Atos contra queima do Corão por pastor chegam a Cabul e Candahar; Houve também algumas manifestações em Herat e Tahar; analistas temem efeito bola de neve no mundo islâmico (DAS AGÊNCIAS DE NOTÍCIAS (FOLHA DE SÃO PAULO, 03 de abril de 2011)
Os protestos contra a queima do Corão por um pastor americano no dia 20 de março se espalharam pelo Afeganistão. Chegaram ontem a Candahar, coração da insurgência Taleban no país, deixando nove mortos.
Anteontem, sete funcionários da ONU em Mazar-i-Sharif (norte) tinham sido mortos em um ataque ao prédio da entidade na cidade.
Em Candahar centenas de manifestantes, com bandeiras do Taleban e cartazes pedindo "morte à América", colocaram fogo em carros e destruíram lojas.
Como costuma ocorrer, quase todos eram homens jovens. Além dos mortos, 81 ficaram feridos. Salas de aula de uma escola para meninas e um ônibus escolar foram destruídos -o Taleban é contra a educação feminina.
O movimento fundamentalista negou ter orquestrado o protesto, dizendo que ele era apenas a "manifestação do povo islâmico".
Na capital, Cabul, a Otan reprimiu um ataque a uma das suas bases. Dois homens-bomba vestindo burcas (traje feminino) foram mortos antes que se explodissem.
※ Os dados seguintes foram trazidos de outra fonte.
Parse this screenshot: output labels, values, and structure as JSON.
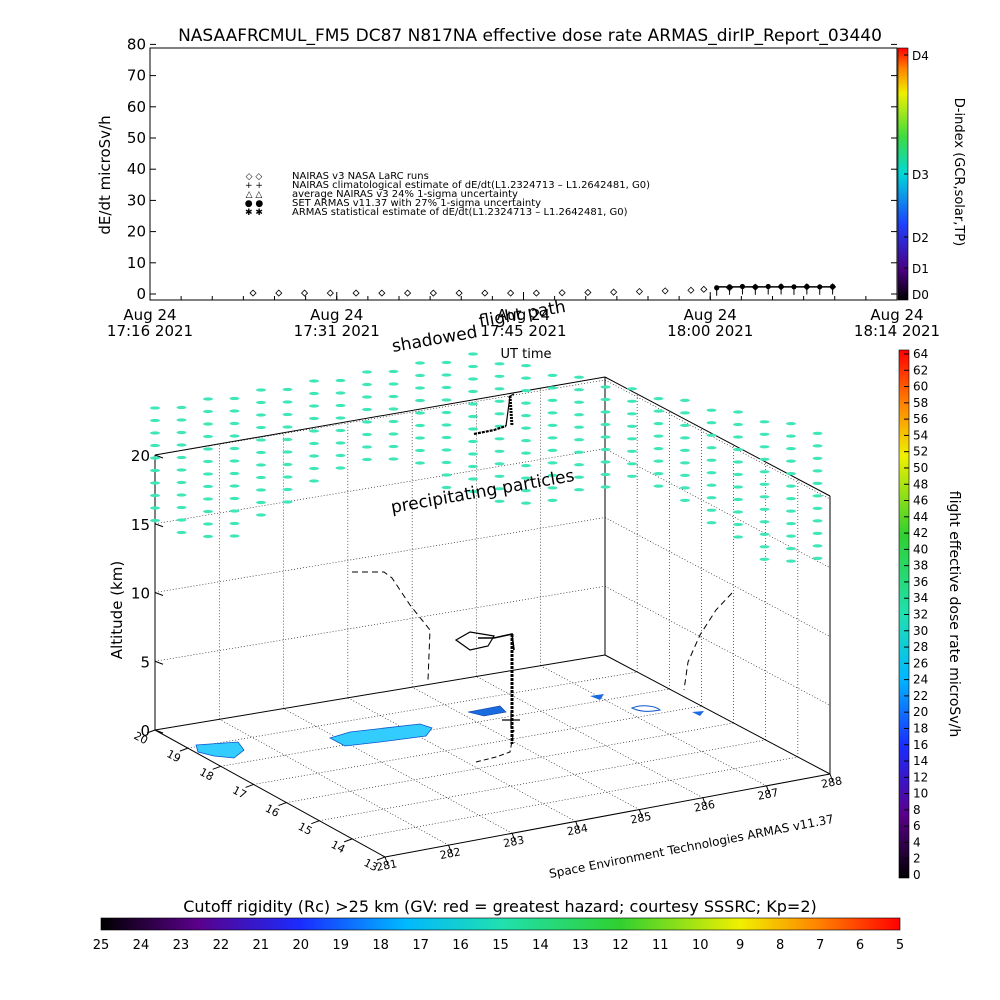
{
  "title": "NASAAFRCMUL_FM5 DC87 N817NA effective dose rate ARMAS_dirIP_Report_03440",
  "top_panel": {
    "ylabel": "dE/dt microSv/h",
    "xlabel": "UT time",
    "y_ticks": [
      "0",
      "10",
      "20",
      "30",
      "40",
      "50",
      "60",
      "70",
      "80"
    ],
    "x_ticks": [
      {
        "line1": "Aug 24",
        "line2": "17:16 2021"
      },
      {
        "line1": "Aug 24",
        "line2": "17:31 2021"
      },
      {
        "line1": "Aug 24",
        "line2": "17:45 2021"
      },
      {
        "line1": "Aug 24",
        "line2": "18:00 2021"
      },
      {
        "line1": "Aug 24",
        "line2": "18:14 2021"
      }
    ],
    "legend": [
      {
        "symbol": "◇ ◇",
        "text": "NAIRAS v3 NASA LaRC runs"
      },
      {
        "symbol": "+ +",
        "text": "NAIRAS climatological estimate of dE/dt(L1.2324713 – L1.2642481, G0)"
      },
      {
        "symbol": "△ △",
        "text": "average NAIRAS v3 24% 1-sigma uncertainty"
      },
      {
        "symbol": "● ●",
        "text": "SET ARMAS v11.37 with 27% 1-sigma uncertainty"
      },
      {
        "symbol": "✱ ✱",
        "text": "ARMAS statistical estimate of dE/dt(L1.2324713 – L1.2642481, G0)"
      }
    ],
    "dindex": {
      "label": "D-index (GCR,solar,TP)",
      "ticks": [
        "D0",
        "D1",
        "D2",
        "D3",
        "D4"
      ]
    }
  },
  "chart_data": [
    {
      "type": "scatter",
      "title": "NASAAFRCMUL_FM5 DC87 N817NA effective dose rate ARMAS_dirIP_Report_03440",
      "xlabel": "UT time",
      "ylabel": "dE/dt microSv/h",
      "ylim": [
        0,
        80
      ],
      "xlim": [
        "17:16",
        "18:14"
      ],
      "grid": false,
      "legend_position": "upper-left",
      "series": [
        {
          "name": "NAIRAS v3 NASA LaRC runs",
          "x": [
            "17:24",
            "17:26",
            "17:28",
            "17:30",
            "17:32",
            "17:34",
            "17:36",
            "17:38",
            "17:40",
            "17:42",
            "17:44",
            "17:46",
            "17:48",
            "17:50",
            "17:52",
            "17:54",
            "17:56",
            "17:58",
            "17:59",
            "18:01",
            "18:03",
            "18:05",
            "18:07",
            "18:09"
          ],
          "values": [
            0.3,
            0.3,
            0.3,
            0.3,
            0.3,
            0.3,
            0.3,
            0.3,
            0.3,
            0.3,
            0.3,
            0.3,
            0.4,
            0.5,
            0.6,
            0.8,
            1.0,
            1.2,
            1.5,
            2.0,
            2.2,
            2.3,
            2.3,
            2.3
          ]
        },
        {
          "name": "SET ARMAS v11.37 with 27% 1-sigma uncertainty",
          "x": [
            "18:00",
            "18:01",
            "18:02",
            "18:03",
            "18:04",
            "18:05",
            "18:06",
            "18:07",
            "18:08",
            "18:09"
          ],
          "values": [
            2.0,
            2.3,
            2.4,
            2.3,
            2.4,
            2.4,
            2.3,
            2.4,
            2.3,
            2.4
          ]
        }
      ]
    },
    {
      "type": "scatter",
      "ylabel": "Altitude (km)",
      "z_ticks": [
        "0",
        "5",
        "10",
        "15",
        "20"
      ],
      "latitude_ticks": [
        "20",
        "19",
        "18",
        "17",
        "16",
        "15",
        "14",
        "13"
      ],
      "longitude_ticks": [
        "281",
        "282",
        "283",
        "284",
        "285",
        "286",
        "287",
        "288"
      ],
      "annotations": [
        "flight path",
        "shadowed",
        "precipitating particles"
      ],
      "credit": "Space Environment Technologies ARMAS v11.37",
      "dose_colorbar": {
        "label": "flight effective dose rate microSv/h",
        "ticks": [
          "0",
          "2",
          "4",
          "6",
          "8",
          "10",
          "12",
          "14",
          "16",
          "18",
          "20",
          "22",
          "24",
          "26",
          "28",
          "30",
          "32",
          "34",
          "36",
          "38",
          "40",
          "42",
          "44",
          "46",
          "48",
          "50",
          "52",
          "54",
          "56",
          "58",
          "60",
          "62",
          "64"
        ]
      },
      "cutoff_colorbar": {
        "label": "Cutoff rigidity (Rc) >25 km (GV: red = greatest hazard; courtesy SSSRC; Kp=2)",
        "ticks": [
          "25",
          "24",
          "23",
          "22",
          "21",
          "20",
          "19",
          "18",
          "17",
          "16",
          "15",
          "14",
          "13",
          "12",
          "11",
          "10",
          "9",
          "8",
          "7",
          "6",
          "5"
        ]
      }
    }
  ],
  "colors": {
    "precipitating": "#3ee6b8",
    "contour_fill": "#33ccff",
    "contour_dark": "#0b55cc",
    "flight_marker": "#000000"
  }
}
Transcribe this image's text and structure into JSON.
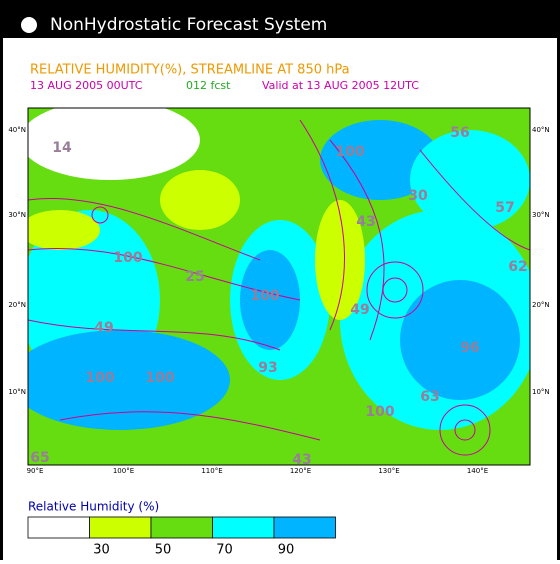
{
  "header": {
    "title": "NonHydrostatic Forecast System"
  },
  "map": {
    "title": "RELATIVE HUMIDITY(%), STREAMLINE AT 850 hPa",
    "init_time": "13 AUG 2005 00UTC",
    "forecast": "012 fcst",
    "valid": "Valid at 13 AUG 2005 12UTC",
    "lon_labels": [
      "90°E",
      "100°E",
      "110°E",
      "120°E",
      "130°E",
      "140°E"
    ],
    "lat_labels": [
      "10°N",
      "20°N",
      "30°N",
      "40°N"
    ],
    "labels": [
      14,
      100,
      56,
      30,
      57,
      43,
      100,
      25,
      100,
      62,
      49,
      49,
      96,
      100,
      100,
      93,
      63,
      100,
      65,
      43
    ]
  },
  "legend": {
    "title": "Relative Humidity (%)",
    "ticks": [
      30,
      50,
      70,
      90
    ],
    "colors": [
      "#ffffff",
      "#ccff00",
      "#66dd11",
      "#00ffff",
      "#00b4ff"
    ]
  }
}
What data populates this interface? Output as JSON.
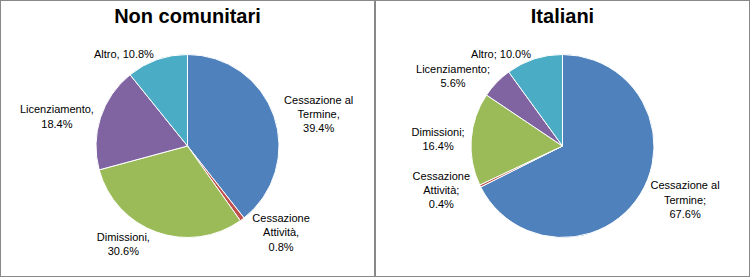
{
  "chart_data": [
    {
      "type": "pie",
      "title": "Non comunitari",
      "categories": [
        "Cessazione al Termine",
        "Cessazione Attività",
        "Dimissioni",
        "Licenziamento",
        "Altro"
      ],
      "values": [
        39.4,
        0.8,
        30.6,
        18.4,
        10.8
      ],
      "value_labels": [
        "Cessazione al Termine, 39.4%",
        "Cessazione Attività, 0.8%",
        "Dimissioni, 30.6%",
        "Licenziamento, 18.4%",
        "Altro, 10.8%"
      ],
      "colors": [
        "#4f81bd",
        "#c0504d",
        "#9bbb59",
        "#8064a2",
        "#4bacc6"
      ],
      "data_labels": true
    },
    {
      "type": "pie",
      "title": "Italiani",
      "categories": [
        "Cessazione al Termine",
        "Cessazione Attività",
        "Dimissioni",
        "Licenziamento",
        "Altro"
      ],
      "values": [
        67.6,
        0.4,
        16.4,
        5.6,
        10.0
      ],
      "value_labels": [
        "Cessazione al Termine; 67.6%",
        "Cessazione Attività; 0.4%",
        "Dimissioni; 16.4%",
        "Licenziamento; 5.6%",
        "Altro; 10.0%"
      ],
      "colors": [
        "#4f81bd",
        "#c0504d",
        "#9bbb59",
        "#8064a2",
        "#4bacc6"
      ],
      "data_labels": true
    }
  ]
}
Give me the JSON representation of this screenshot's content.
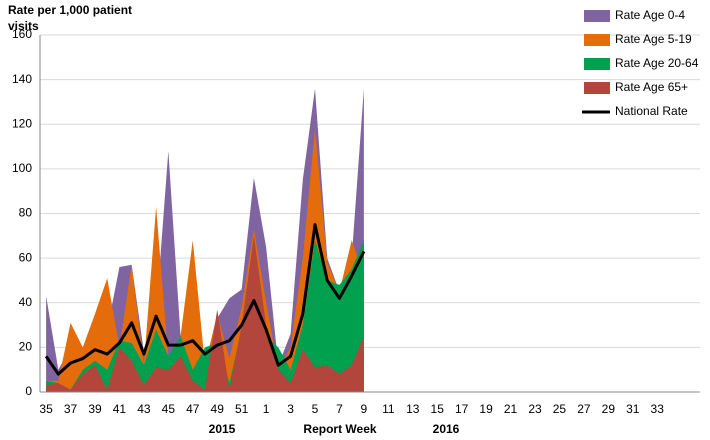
{
  "chart_data": {
    "type": "area",
    "ylabel": "Rate per 1,000 patient visits",
    "xlabel": "Report Week",
    "annotations": [
      "2015",
      "2016"
    ],
    "categories": [
      "35",
      null,
      "37",
      null,
      "39",
      null,
      "41",
      null,
      "43",
      null,
      "45",
      null,
      "47",
      null,
      "49",
      null,
      "51",
      null,
      "1",
      null,
      "3",
      null,
      "5",
      null,
      "7",
      null,
      "9",
      null,
      "11",
      null,
      "13",
      null,
      "15",
      null,
      "17",
      null,
      "19",
      null,
      "21",
      null,
      "23",
      null,
      "25",
      null,
      "27",
      null,
      "29",
      null,
      "31",
      null,
      "33",
      null,
      null,
      null
    ],
    "ylim": [
      0,
      160
    ],
    "yticks": [
      0,
      20,
      40,
      60,
      80,
      100,
      120,
      140,
      160
    ],
    "grid": true,
    "legend": "right",
    "series": [
      {
        "name": "Rate Age 0-4",
        "color": "#8064a2",
        "kind": "area",
        "values": [
          43,
          10,
          20,
          18,
          30,
          28,
          56,
          57,
          18,
          35,
          108,
          25,
          40,
          12,
          33,
          42,
          46,
          96,
          65,
          12,
          26,
          95,
          136,
          60,
          45,
          60,
          136,
          null,
          null,
          null,
          null,
          null,
          null,
          null,
          null,
          null,
          null,
          null,
          null,
          null,
          null,
          null,
          null,
          null,
          null,
          null,
          null,
          null,
          null,
          null,
          null,
          null,
          null,
          null
        ]
      },
      {
        "name": "Rate Age 5-19",
        "color": "#e46c0a",
        "kind": "area",
        "values": [
          5,
          5,
          31,
          20,
          35,
          51,
          20,
          57,
          12,
          83,
          15,
          25,
          68,
          12,
          35,
          15,
          38,
          73,
          40,
          10,
          20,
          60,
          118,
          58,
          45,
          68,
          52,
          null,
          null,
          null,
          null,
          null,
          null,
          null,
          null,
          null,
          null,
          null,
          null,
          null,
          null,
          null,
          null,
          null,
          null,
          null,
          null,
          null,
          null,
          null,
          null,
          null,
          null,
          null
        ]
      },
      {
        "name": "Rate Age 20-64",
        "color": "#00a04f",
        "kind": "area",
        "values": [
          5,
          4,
          1,
          10,
          14,
          10,
          23,
          22,
          12,
          28,
          16,
          25,
          10,
          20,
          22,
          4,
          28,
          40,
          25,
          20,
          10,
          30,
          68,
          50,
          48,
          55,
          68,
          null,
          null,
          null,
          null,
          null,
          null,
          null,
          null,
          null,
          null,
          null,
          null,
          null,
          null,
          null,
          null,
          null,
          null,
          null,
          null,
          null,
          null,
          null,
          null,
          null,
          null,
          null
        ]
      },
      {
        "name": "Rate Age 65+",
        "color": "#b3463c",
        "kind": "area",
        "values": [
          3,
          4,
          1,
          8,
          12,
          1,
          20,
          14,
          3,
          11,
          10,
          16,
          5,
          1,
          37,
          1,
          30,
          70,
          30,
          10,
          4,
          19,
          11,
          12,
          8,
          12,
          25,
          null,
          null,
          null,
          null,
          null,
          null,
          null,
          null,
          null,
          null,
          null,
          null,
          null,
          null,
          null,
          null,
          null,
          null,
          null,
          null,
          null,
          null,
          null,
          null,
          null,
          null,
          null
        ]
      },
      {
        "name": "National Rate",
        "color": "#000000",
        "kind": "line",
        "values": [
          16,
          8,
          13,
          15,
          19,
          17,
          22,
          31,
          17,
          34,
          21,
          21,
          23,
          17,
          21,
          23,
          30,
          41,
          28,
          12,
          16,
          35,
          75,
          50,
          42,
          52,
          63,
          null,
          null,
          null,
          null,
          null,
          null,
          null,
          null,
          null,
          null,
          null,
          null,
          null,
          null,
          null,
          null,
          null,
          null,
          null,
          null,
          null,
          null,
          null,
          null,
          null,
          null,
          null
        ]
      }
    ]
  }
}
Três soldados ficaram levemente feridos.
Além disso, outras regiões, como Herat e Tahar, tiveram manifestações, sem mortes.
Os protestos foram convocados pelos sermões da última sexta-feira, dia de orações entre os islâmicos.
Na sexta-feira anterior, porém, ninguém tinha dado atenção à queima do Corão pelo pastor Terry Jones, da Flórida, ainda que ele já tivesse incinerado a obra.
Quem atraiu a atenção para a queima que tinha passado despercebida foi o presidente do Afeganistão, Hamid Karzai. Ele fez um discurso na quinta dizendo que Jones deveria ser preso.
Ontem, o presidente dos EUA, Barack Obama, condenou a queima do Corão, classificando a ação como um "ato de extrema intolerância e preconceito".
O medo dos especialistas é que os protestos, num efeito bola de neve, levem o Afeganistão (e, no pior dos casos, o mundo islâmico) a um cenário ainda mais instável.
"A raiva contra os estrangeiros, que se manifesta contra militares, ONGs, a ONU e outros atores, precisa apenas de uma pequena faísca para gerar um grande incêndio", diz Thomas Ruttig, diretor da Rede de Analistas do Afeganistão, organização que promove debates e publicações sobre o país.
A opinião de Ruttig condiz com depoimentos dos afegãos nas ruas. O lojista Rahim Mohammad, por exemplo, diz "não sentir pena pelos funcionários da ONU mortos". "Nosso povo é massacrado pelos estrangeiros todos os dias."